Service-level-driven procurement and production lot-sizing problem with demand fulfilment

Abstract

This paper presents novel models for the Integrated Procurement and Lot-Sizing Problem with multiple customers and backlogging. Since allowing backlog in a traditional cost minimisation model involves dealing with intangible costs of not fulfilling the demand on time, we propose optimising service-levels while keeping the costs minimal using a budget constraint. The motivation of this study emanates from a manufacturing company that assembles commercial and industrial refrigeration equipment, using both purchased materials and in-house products. Instead of considering an aggregate demand, we consider the specific demand from various customers. This allows us to incorporate demand fulfilment decisions into the model in case of stock-outs by deciding which customers will have their orders backlogged. The fill-rate, or β service-level, is considered both globally and for customers and products individually. Computational experiments show that the service-level-driven models improve service when compared to the traditional cost model and also end up enforcing service equity among different customers at the expense of a deterioration in the global fill-rate.

Keywords:

• Production
• raw material procurement
• lot-sizing
• service-level
• backlog

Acknowledgements

The authors thank the two anonymous reviewers for their helpful feedback.
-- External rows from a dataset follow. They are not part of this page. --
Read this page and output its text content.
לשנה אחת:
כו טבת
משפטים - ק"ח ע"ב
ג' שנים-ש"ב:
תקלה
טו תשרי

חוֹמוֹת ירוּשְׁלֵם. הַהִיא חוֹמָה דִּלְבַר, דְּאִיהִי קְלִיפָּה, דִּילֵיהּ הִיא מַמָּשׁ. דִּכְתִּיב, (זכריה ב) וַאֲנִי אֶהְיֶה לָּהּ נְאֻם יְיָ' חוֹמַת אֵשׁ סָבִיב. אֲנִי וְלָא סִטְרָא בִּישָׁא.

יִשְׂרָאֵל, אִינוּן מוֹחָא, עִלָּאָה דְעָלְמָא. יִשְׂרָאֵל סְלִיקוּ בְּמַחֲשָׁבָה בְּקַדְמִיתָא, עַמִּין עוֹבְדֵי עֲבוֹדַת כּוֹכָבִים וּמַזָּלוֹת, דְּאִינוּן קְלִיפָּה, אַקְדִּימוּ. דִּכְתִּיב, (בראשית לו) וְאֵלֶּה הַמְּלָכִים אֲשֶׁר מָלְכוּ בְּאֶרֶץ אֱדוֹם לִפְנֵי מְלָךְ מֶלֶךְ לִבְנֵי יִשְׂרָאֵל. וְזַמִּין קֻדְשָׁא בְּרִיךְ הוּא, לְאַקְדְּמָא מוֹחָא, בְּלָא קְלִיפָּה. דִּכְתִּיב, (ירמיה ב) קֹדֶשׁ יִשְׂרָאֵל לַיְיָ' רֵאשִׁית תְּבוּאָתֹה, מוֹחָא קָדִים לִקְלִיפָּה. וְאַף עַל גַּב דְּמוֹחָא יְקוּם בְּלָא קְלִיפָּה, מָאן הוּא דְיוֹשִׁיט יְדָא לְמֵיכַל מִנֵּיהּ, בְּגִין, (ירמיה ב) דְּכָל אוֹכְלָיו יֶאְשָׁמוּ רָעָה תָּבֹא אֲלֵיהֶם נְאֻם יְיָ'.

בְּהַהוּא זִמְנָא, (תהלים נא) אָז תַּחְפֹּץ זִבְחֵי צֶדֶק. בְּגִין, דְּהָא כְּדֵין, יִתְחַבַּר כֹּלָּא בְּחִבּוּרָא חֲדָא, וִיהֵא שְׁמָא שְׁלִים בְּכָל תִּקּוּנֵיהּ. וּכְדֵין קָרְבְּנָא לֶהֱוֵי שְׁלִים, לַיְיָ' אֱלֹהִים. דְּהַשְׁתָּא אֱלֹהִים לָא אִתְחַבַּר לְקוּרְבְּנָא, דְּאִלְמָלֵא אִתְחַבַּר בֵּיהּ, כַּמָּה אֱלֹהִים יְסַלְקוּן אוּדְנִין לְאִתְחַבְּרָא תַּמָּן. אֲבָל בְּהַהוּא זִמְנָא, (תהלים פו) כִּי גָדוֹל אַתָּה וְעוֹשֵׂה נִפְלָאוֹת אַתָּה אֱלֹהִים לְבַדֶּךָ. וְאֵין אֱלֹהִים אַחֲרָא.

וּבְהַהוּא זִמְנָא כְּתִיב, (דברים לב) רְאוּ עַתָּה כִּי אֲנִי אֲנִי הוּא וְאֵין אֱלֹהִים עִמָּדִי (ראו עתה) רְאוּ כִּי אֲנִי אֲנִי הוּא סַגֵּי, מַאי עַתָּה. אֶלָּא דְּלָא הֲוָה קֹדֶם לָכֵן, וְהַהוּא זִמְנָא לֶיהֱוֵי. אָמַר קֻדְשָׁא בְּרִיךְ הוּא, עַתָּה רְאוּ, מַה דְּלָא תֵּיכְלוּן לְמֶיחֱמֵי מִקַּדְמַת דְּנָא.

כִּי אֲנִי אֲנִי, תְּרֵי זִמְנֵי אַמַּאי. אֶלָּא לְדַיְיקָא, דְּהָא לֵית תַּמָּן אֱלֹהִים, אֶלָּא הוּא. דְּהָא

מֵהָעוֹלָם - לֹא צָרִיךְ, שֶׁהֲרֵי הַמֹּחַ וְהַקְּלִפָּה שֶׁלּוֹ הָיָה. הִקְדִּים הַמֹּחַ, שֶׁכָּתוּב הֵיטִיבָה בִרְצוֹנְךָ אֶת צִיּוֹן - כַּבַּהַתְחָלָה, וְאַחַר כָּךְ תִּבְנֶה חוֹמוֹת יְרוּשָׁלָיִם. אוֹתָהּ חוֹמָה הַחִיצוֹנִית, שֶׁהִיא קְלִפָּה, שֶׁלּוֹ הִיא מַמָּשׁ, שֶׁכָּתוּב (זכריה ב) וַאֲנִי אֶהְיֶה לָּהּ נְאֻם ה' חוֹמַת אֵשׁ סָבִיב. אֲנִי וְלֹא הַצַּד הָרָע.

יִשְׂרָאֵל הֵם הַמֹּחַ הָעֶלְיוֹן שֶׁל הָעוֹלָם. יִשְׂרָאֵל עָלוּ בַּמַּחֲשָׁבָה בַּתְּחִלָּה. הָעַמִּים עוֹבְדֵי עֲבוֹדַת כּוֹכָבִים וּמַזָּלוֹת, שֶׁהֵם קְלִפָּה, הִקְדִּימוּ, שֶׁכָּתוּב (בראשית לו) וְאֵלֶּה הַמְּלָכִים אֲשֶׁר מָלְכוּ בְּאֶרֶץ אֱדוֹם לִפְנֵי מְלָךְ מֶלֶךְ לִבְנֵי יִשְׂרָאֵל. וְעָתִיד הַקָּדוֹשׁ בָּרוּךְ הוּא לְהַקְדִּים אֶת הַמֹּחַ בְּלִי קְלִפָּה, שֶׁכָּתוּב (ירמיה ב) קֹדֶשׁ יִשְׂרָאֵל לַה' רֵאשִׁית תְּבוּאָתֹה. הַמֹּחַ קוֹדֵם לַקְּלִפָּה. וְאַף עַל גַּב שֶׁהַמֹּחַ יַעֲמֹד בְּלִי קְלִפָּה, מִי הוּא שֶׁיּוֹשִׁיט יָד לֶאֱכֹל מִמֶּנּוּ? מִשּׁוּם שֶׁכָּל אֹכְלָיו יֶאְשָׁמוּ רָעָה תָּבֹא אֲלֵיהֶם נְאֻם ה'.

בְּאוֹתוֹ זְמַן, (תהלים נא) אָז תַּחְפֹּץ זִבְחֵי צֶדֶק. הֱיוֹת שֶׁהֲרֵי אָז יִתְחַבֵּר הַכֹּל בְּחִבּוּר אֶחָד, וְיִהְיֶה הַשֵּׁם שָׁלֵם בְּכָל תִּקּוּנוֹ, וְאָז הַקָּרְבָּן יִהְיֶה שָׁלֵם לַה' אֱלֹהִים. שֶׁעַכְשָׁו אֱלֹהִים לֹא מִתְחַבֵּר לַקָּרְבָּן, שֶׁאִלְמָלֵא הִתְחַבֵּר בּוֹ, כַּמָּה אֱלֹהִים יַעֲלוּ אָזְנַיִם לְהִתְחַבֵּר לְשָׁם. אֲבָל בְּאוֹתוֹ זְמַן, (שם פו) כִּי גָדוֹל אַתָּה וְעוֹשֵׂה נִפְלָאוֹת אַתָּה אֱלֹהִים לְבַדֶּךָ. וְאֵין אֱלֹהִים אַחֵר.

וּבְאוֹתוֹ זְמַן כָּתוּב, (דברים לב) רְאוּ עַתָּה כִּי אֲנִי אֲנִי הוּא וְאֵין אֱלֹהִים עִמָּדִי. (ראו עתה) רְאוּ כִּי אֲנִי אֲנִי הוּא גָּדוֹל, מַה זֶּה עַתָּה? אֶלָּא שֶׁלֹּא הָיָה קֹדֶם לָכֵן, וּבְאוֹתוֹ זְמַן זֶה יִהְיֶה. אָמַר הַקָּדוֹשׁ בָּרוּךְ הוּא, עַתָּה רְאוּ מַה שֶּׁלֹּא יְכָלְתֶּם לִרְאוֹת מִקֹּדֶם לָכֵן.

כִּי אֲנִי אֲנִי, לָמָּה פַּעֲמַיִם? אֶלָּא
Data availability statement

The data that support the findings of this study are available from the corresponding author upon reasonable request.

Disclosure statement

No potential conflict of interest was reported by the author(s).

Additional information

Funding

This work was supported by Fundação de Amparo à Pesquisa do Estado de São Paulo (FAPESP) [grant number 2019/10824-7]; Conselho Nacional de Desenvolvimento Científico e Tecnológico (CNPq) [grant number 307466/2021-3]; and was carried out using the computational resources of the Center for Mathematical Sciences Applied to Industry (CeMEAI) funded by Fundação de Amparo à Pesquisa do Estado de São Paulo (FAPESP) [grant number 2013/07375-0].

Notes on contributors

Caio Paziani Tomazella

Caio Paziani Tomazella is a Ph.D. candidate at ICMC, University of São Paulo, Brazil, and is currently a visiting student at HEC Montréal. He received the B.Sc. degree in Mechanical Production Engineering and the M.Sc. degree in Production Engineering, both from EESC, University of São Paulo, Brazil. His research interests include lot-sizing and scheduling problems, and he has published articles in journals such as Computers & Industrial Engineering and Expert Systems with Applications.

Maristela Oliveira Santos

Maristela Oliveira Santos is an associate professor at the Department of Applied Mathematics and Statistics at the University of São Paulo (USP), São Carlos, Brazil. She has an M.Sc. and Ph.D. in Computer Science and Computational Mathematics, all from the University of São Paulo, in 1996 and 2000, respectively. She has been working with production planning and integrated problems, focusing mainly on developing new solution methodologies and new mathematical models.

Douglas Alem

Douglas Alem received the B.Sc. degree in Production Engineering from the Federal University of Sao Carlos UFSCar (Brazil) in 2004 and the M.Sc. and Ph.D. degrees in Applied Mathematics and Computer Science from the University of Sao Paulo ICMC/USP (Brazil) in 2007 and 2011, respectively. He is currently working as an Associate Professor in Business Analytics of the University of Edinburgh Business School (Scotland), where he teaches operations research and mathematical programming. He is also serving as director of the MSc Data and Decision Analytics (online) in the same institution. Prior to joining the University of Edinburgh Business School, Dr Alem served as an Assistant Professor in Operations Research at the Federal University of Sao Carlos in Sorocaba. Dr Alem published over 30 papers in journals indexed by SCI/SSCI/SCI-E papers at reputable venues such as Taylor & Francis, Elsevier, Informs, Springer, and ACS. He has served as a reviewer for more than 15 journals. His research focuses on developing mathematical programming approaches to improve humanitarian supply chains and production planning settings.

Raf Jans

Raf Jans is a Professor of Operations Management at HEC Montréal, where he holds a Chair in Supply Chain Operations Planning. He obtained a Ph.D. in Applied Economics with a specialization in Operations Research from the University of Leuven (KUL) in Belgium. He also spent two years as a visiting PhD student at the Decision Sciences department of the London Business School. Previously, he held a tenured position at RSM Erasmus University in the Netherlands. His research interests are in optimization modeling and algorithms, applied mainly in the area of production and distribution planning. His research has appeared in academic journals such as Operations Research, INFORMS Journal on Computing, Transportation Science, Omega, Computers & Operations Research, International Journal of Production Research and the European Journal of Operational Research.